La relève forestière : une préoccupation constante chez Rémabec
La direction du Groupe Rémabec est très préoccupée par la relève forestière, qui se fait plus rare que dans le passé. La crise forestière a fait mal puisque les jeunes qui avaient un intérêt pour travailler en forêt se sont tournés vers d’autres formations et d’autres métiers. Réjean Paré est très préoccupé par la relève puisque certains de leurs employés partiront bientôt à la retraite. « Ça nous prend des jeunes et nous sommes très conscients que l’une des clés du succès de Rémabec au cours des prochaines années, c’est l’arrivée d’une relève dans notre organisation; le capital humain a toujours fait partie de nos réussites et les entreprises qui délaisseront ce volet auront de sérieux problèmes », mentionne Réjean Paré.

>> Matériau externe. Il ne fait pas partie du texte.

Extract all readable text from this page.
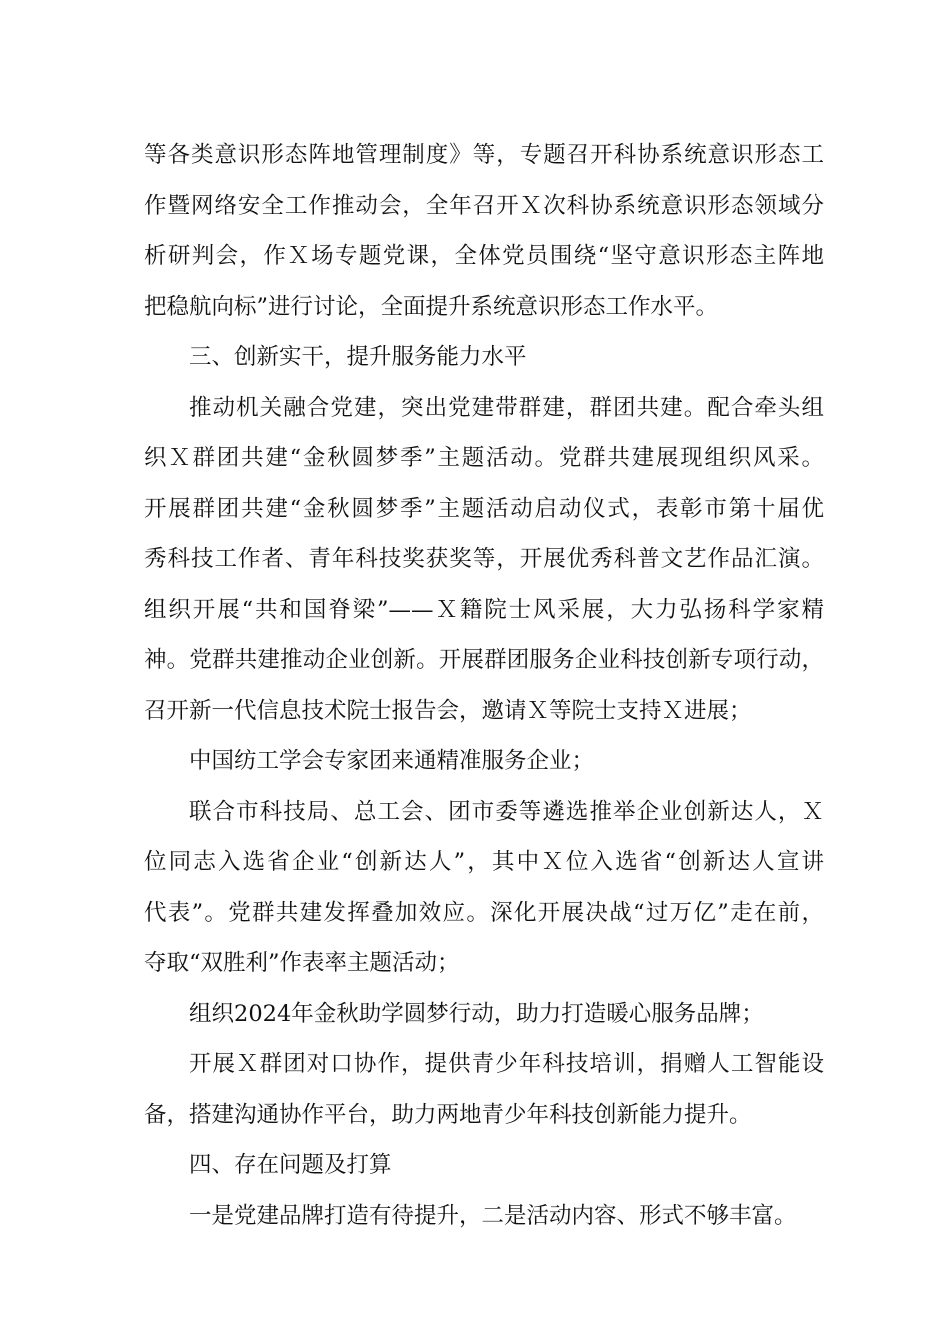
等各类意识形态阵地管理制度》等，专题召开科协系统意识形态工
作暨网络安全工作推动会，全年召开Ｘ次科协系统意识形态领域分
析研判会，作Ｘ场专题党课，全体党员围绕“坚守意识形态主阵地
把稳航向标”进行讨论，全面提升系统意识形态工作水平。
三、创新实干，提升服务能力水平
推动机关融合党建，突出党建带群建，群团共建。配合牵头组
织Ｘ群团共建“金秋圆梦季”主题活动。党群共建展现组织风采。
开展群团共建“金秋圆梦季”主题活动启动仪式，表彰市第十届优
秀科技工作者、青年科技奖获奖等，开展优秀科普文艺作品汇演。
组织开展“共和国脊梁”——Ｘ籍院士风采展，大力弘扬科学家精
神。党群共建推动企业创新。开展群团服务企业科技创新专项行动，
召开新一代信息技术院士报告会，邀请Ｘ等院士支持Ｘ进展；
中国纺工学会专家团来通精准服务企业；
联合市科技局、总工会、团市委等遴选推举企业创新达人，Ｘ
位同志入选省企业“创新达人”，其中Ｘ位入选省“创新达人宣讲
代表”。党群共建发挥叠加效应。深化开展决战“过万亿”走在前，
夺取“双胜利”作表率主题活动；
组织2024年金秋助学圆梦行动，助力打造暖心服务品牌；
开展Ｘ群团对口协作，提供青少年科技培训，捐赠人工智能设
备，搭建沟通协作平台，助力两地青少年科技创新能力提升。
四、存在问题及打算
一是党建品牌打造有待提升，二是活动内容、形式不够丰富。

L’autre problème qui guette l’industrie forestière, c’est le manque d’entrepreneurs forestiers et cette pénurie occasionne nécessairement des manques d’équipements sur les parterres de récolte et dans le secteur du transport, ce qui sera difficile pour Rémabec et les autres compagnies forestières. « Même si la relève est parfois difficile à attirer dans l’industrie forestière, il faut trouver des solutions pour l’attirer dans notre secteur économique; les générations d’aujourd’hui sont très différentes qu’il y a 20 ans et on doit absolument s’adapter à cette nouvelle réalité, car le futur de Rémabec repose en grande partie sur la qualité de notre relève, qui prendra un jour notre place », mentionne Réjean Paré.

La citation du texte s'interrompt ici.